Il ne faut pas oublier non plus qu’il s’agit d’une maison de répit. Ces enfants sont majoritairement stimulés toute l’année pour les faire progresser et comme tout à chacun, ils ont aussi le droit d’être en vacances et se laisser porter. Nos encadrants ne sont pas là pour les stimuler mais les aider à s’épanouir à leur rythme, tranquillement et avec beaucoup de douceur.
>> A lire aussi : Autisme, les jardins sensoriels
Que pensez-vous de la nouvelle Stratégie nationale pour l’Autisme dévoilée le 6 avril 2018 ? Notamment, la volonté du gouvernement de créer une plate-forme par département, pour offrir un temps de répit aux parents (garde d’enfant, hébergement d’adulte). Quel rôle pour le gouvernement dans la mise en place de vos maisons de répit ?
Les volontés du gouvernement sont tout à leur honneur. Il semble enclin à vouloir aider et porter l’autisme. Mais entre le « Nous allons » et le « Nous faisons », il peut se passer des années. Comme toutes les associations concernées par un handicap, quel qu’il soit, nous attendons qu’ils passent à la pratique. Les finances publiques ne sont plus ce qu’elles étaient et nous le savons pertinemment ; cependant, je crois que les administrations comme les Agences Régionales de Santé ne mesurent pas, ou mal, le nombre croissant d’enfants touchés par ce handicap.
Aujourd’hui, nous nous sommes positionnés sur la ville de Baillargues, à proximité de Montpellier pour lancer une seconde maison de répit comme expliqué précédemment. Mais nous ne pourrons lancer la construction que lorsque nous serons certains d’obtenir un budget de fonctionnement des pouvoirs publics. Les mécènes et les fondations sont prêts à supporter la construction et l’équipement mais pas le budget de fonctionnement qui inclut les salaires des encadrants. Ce qui me semble normal. Aujourd’hui, nous avons poussé de nombreuses portes pour faire valider le projet et pourtant nous sommes dans l’attente que des budgets se débloquent et qu’on puisse pérenniser ce nouvel accueil. Affaire à suivre…
Pourquoi ce type de projet ne se démocratise-t-il pas plus en France ? Il semble qu’il y ait une forte demande, alors qu’est ce qui empêche cette démocratisation ?
C’est tout simple, les associations sont prêtes à se mobiliser, à réaliser un travail exceptionnel, elles ont à la fois la connaissance et l’expérience. Mais les budgets sont manquants et il est impossible à l’heure actuelle d’imaginer une maison de répit sans budget de fonctionnement d’État. C’est là où le bas blesse…

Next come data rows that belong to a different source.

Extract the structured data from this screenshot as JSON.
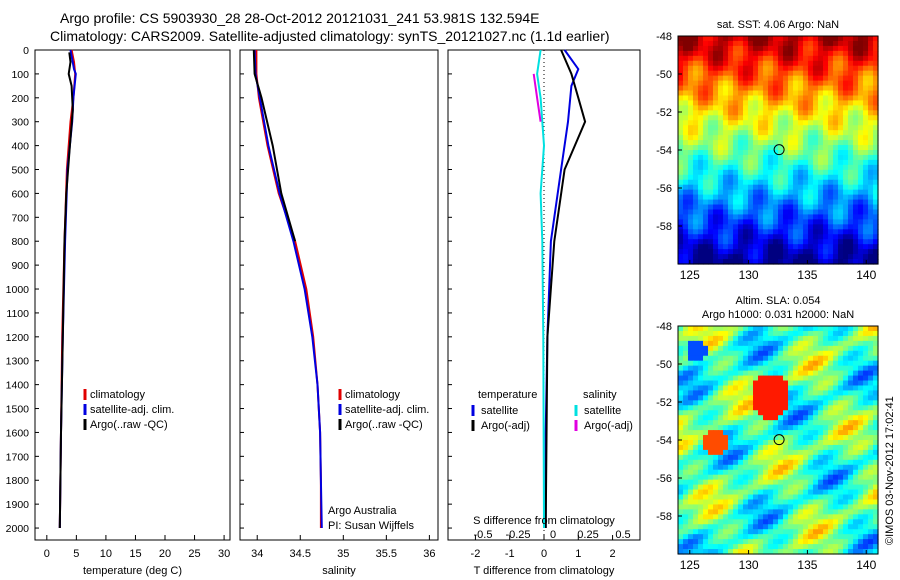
{
  "header": {
    "title_line1": "Argo profile: CS 5903930_28 28-Oct-2012 20121031_241 53.981S 132.594E",
    "title_line2": "Climatology: CARS2009. Satellite-adjusted climatology: synTS_20121027.nc (1.1d earlier)"
  },
  "chart_data": [
    {
      "type": "line",
      "xlabel": "temperature (deg C)",
      "xlim": [
        -2,
        31
      ],
      "xticks": [
        0,
        5,
        10,
        15,
        20,
        25,
        30
      ],
      "ylim": [
        0,
        2050
      ],
      "yticks": [
        0,
        100,
        200,
        300,
        400,
        500,
        600,
        700,
        800,
        900,
        1000,
        1100,
        1200,
        1300,
        1400,
        1500,
        1600,
        1700,
        1800,
        1900,
        2000
      ],
      "y_reversed": true,
      "legend": [
        "climatology",
        "satellite-adj. clim.",
        "Argo(..raw -QC)"
      ],
      "series": [
        {
          "name": "climatology",
          "color": "#e00000",
          "points": [
            [
              4.2,
              0
            ],
            [
              4.6,
              50
            ],
            [
              4.8,
              100
            ],
            [
              4.5,
              200
            ],
            [
              4.0,
              300
            ],
            [
              3.4,
              500
            ],
            [
              3.0,
              800
            ],
            [
              2.6,
              1200
            ],
            [
              2.4,
              1600
            ],
            [
              2.2,
              2000
            ]
          ]
        },
        {
          "name": "satellite-adj. clim.",
          "color": "#0000e0",
          "points": [
            [
              4.0,
              0
            ],
            [
              4.6,
              80
            ],
            [
              4.9,
              100
            ],
            [
              4.5,
              200
            ],
            [
              4.3,
              300
            ],
            [
              3.5,
              500
            ],
            [
              3.1,
              800
            ],
            [
              2.7,
              1200
            ],
            [
              2.4,
              1600
            ],
            [
              2.2,
              2000
            ]
          ]
        },
        {
          "name": "Argo(..raw -QC)",
          "color": "#000000",
          "points": [
            [
              3.8,
              10
            ],
            [
              4.0,
              50
            ],
            [
              3.7,
              100
            ],
            [
              4.2,
              150
            ],
            [
              4.4,
              250
            ],
            [
              3.9,
              400
            ],
            [
              3.3,
              600
            ],
            [
              3.0,
              800
            ],
            [
              2.7,
              1200
            ],
            [
              2.4,
              1600
            ],
            [
              2.3,
              1800
            ],
            [
              2.2,
              2000
            ]
          ]
        }
      ]
    },
    {
      "type": "line",
      "xlabel": "salinity",
      "xlim": [
        33.8,
        36.1
      ],
      "xticks": [
        34,
        34.5,
        35,
        35.5,
        36
      ],
      "ylim": [
        0,
        2050
      ],
      "y_reversed": true,
      "legend": [
        "climatology",
        "satellite-adj. clim.",
        "Argo(..raw -QC)"
      ],
      "annotations": [
        "Argo Australia",
        "PI: Susan Wijffels"
      ],
      "series": [
        {
          "name": "climatology",
          "color": "#e00000",
          "points": [
            [
              33.99,
              0
            ],
            [
              33.99,
              100
            ],
            [
              34.02,
              200
            ],
            [
              34.12,
              400
            ],
            [
              34.25,
              600
            ],
            [
              34.44,
              800
            ],
            [
              34.57,
              1000
            ],
            [
              34.65,
              1200
            ],
            [
              34.7,
              1400
            ],
            [
              34.73,
              1600
            ],
            [
              34.74,
              1800
            ],
            [
              34.74,
              2000
            ]
          ]
        },
        {
          "name": "satellite-adj. clim.",
          "color": "#0000e0",
          "points": [
            [
              33.97,
              0
            ],
            [
              33.98,
              100
            ],
            [
              34.03,
              200
            ],
            [
              34.13,
              400
            ],
            [
              34.26,
              600
            ],
            [
              34.42,
              800
            ],
            [
              34.55,
              1000
            ],
            [
              34.64,
              1200
            ],
            [
              34.7,
              1400
            ],
            [
              34.73,
              1600
            ],
            [
              34.74,
              1800
            ],
            [
              34.75,
              2000
            ]
          ]
        },
        {
          "name": "Argo(..raw -QC)",
          "color": "#000000",
          "points": [
            [
              33.96,
              0
            ],
            [
              33.97,
              100
            ],
            [
              34.05,
              200
            ],
            [
              34.18,
              400
            ],
            [
              34.28,
              600
            ],
            [
              34.44,
              800
            ]
          ]
        }
      ]
    },
    {
      "type": "line",
      "xlabel": "T difference from climatology",
      "xlabel_top": "S difference from climatology",
      "xlim": [
        -2.8,
        2.8
      ],
      "xticks": [
        -2,
        -1,
        0,
        1,
        2
      ],
      "xticks_top": [
        "-0.5",
        "-0.25",
        "0",
        "0.25",
        "0.5"
      ],
      "ylim": [
        0,
        2050
      ],
      "y_reversed": true,
      "legend_temperature_title": "temperature",
      "legend_salinity_title": "salinity",
      "legend": [
        "satellite",
        "Argo(-adj)",
        "satellite",
        "Argo(-adj)"
      ],
      "series": [
        {
          "name": "T satellite",
          "color": "#0000e0",
          "points": [
            [
              0.6,
              0
            ],
            [
              1.0,
              80
            ],
            [
              0.8,
              150
            ],
            [
              0.7,
              300
            ],
            [
              0.5,
              500
            ],
            [
              0.2,
              800
            ],
            [
              0.1,
              1200
            ],
            [
              0.05,
              1600
            ],
            [
              0.05,
              2000
            ]
          ]
        },
        {
          "name": "T Argo(-adj)",
          "color": "#000000",
          "points": [
            [
              0.5,
              0
            ],
            [
              0.8,
              100
            ],
            [
              1.0,
              200
            ],
            [
              1.2,
              300
            ],
            [
              0.6,
              500
            ],
            [
              0.3,
              800
            ],
            [
              0.1,
              1200
            ],
            [
              0.05,
              2000
            ]
          ]
        },
        {
          "name": "S satellite",
          "color": "#00e0e0",
          "points": [
            [
              -0.1,
              0
            ],
            [
              -0.2,
              100
            ],
            [
              -0.1,
              200
            ],
            [
              0,
              400
            ],
            [
              -0.1,
              600
            ],
            [
              -0.05,
              800
            ],
            [
              -0.02,
              1200
            ],
            [
              0,
              2000
            ]
          ]
        },
        {
          "name": "S Argo(-adj)",
          "color": "#e000e0",
          "points": [
            [
              -0.3,
              100
            ],
            [
              -0.2,
              200
            ],
            [
              -0.1,
              300
            ]
          ]
        }
      ]
    },
    {
      "type": "heatmap",
      "title": "sat. SST: 4.06 Argo: NaN",
      "xlim": [
        124,
        141
      ],
      "ylim": [
        -60,
        -48
      ],
      "xticks": [
        125,
        130,
        135,
        140
      ],
      "yticks": [
        -48,
        -50,
        -52,
        -54,
        -56,
        -58
      ],
      "marker": {
        "lon": 132.594,
        "lat": -53.981
      }
    },
    {
      "type": "heatmap",
      "title": "Altim. SLA: 0.054",
      "subtitle": "Argo h1000: 0.031 h2000: NaN",
      "xlim": [
        124,
        141
      ],
      "ylim": [
        -60,
        -48
      ],
      "xticks": [
        125,
        130,
        135,
        140
      ],
      "yticks": [
        -48,
        -50,
        -52,
        -54,
        -56,
        -58
      ],
      "marker": {
        "lon": 132.594,
        "lat": -53.981
      },
      "side_label": "©IMOS 03-Nov-2012 17:02:41"
    }
  ],
  "colors": {
    "climatology": "#e00000",
    "satellite": "#0000e0",
    "argo": "#000000",
    "s_satellite": "#00e0e0",
    "s_argo": "#e000e0"
  }
}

>> A lire aussi : Les activité sensorielles pour développer les sens
Quels sont vos souhaits pour l’avenir de l’association Un Pas Vers la Vie ? Pour l’avenir de la société ?
Les souhaits sont de voir des maisons de répit dans tous les départements tant la demande est conséquente. Mais ça ne suffit pas, le nombre d’IME devrait également doubler et les habitats partagés pour adultes aussi. Il existe encore moins de réponses sur le territoire pour les adultes autistes en manque d’autonomie, c’est une véritable catastrophe. C’est cela que nous souhaitons : davantage de places d’accueil de 1 an à plus et qui ne ressemblent pas à une service hospitalier. L’autisme n’est pas une maladie mais un trouble du comportement, il est très important de faire le distinguo même si l’autisme est également handicapant.
En ce qui concerne la société, nous partons du postulat que les autistes ont beaucoup à nous offrir. Ils développent, pour beaucoup d’entre-eux, de vraies capacités professionnelles que les entreprises auraient tort de ne pas cultiver. Il leur suffit simplement d’adapter leurs espaces de travail pour bénéficier d’une relation professionnelle de très grande qualité. Nous aimerions beaucoup créer une agence de ressources humaines spécialement dédiée aux profils avec troubles du comportement. La société a tout à gagner à s’investir auprès d’eux. Je puis vous l’assurer!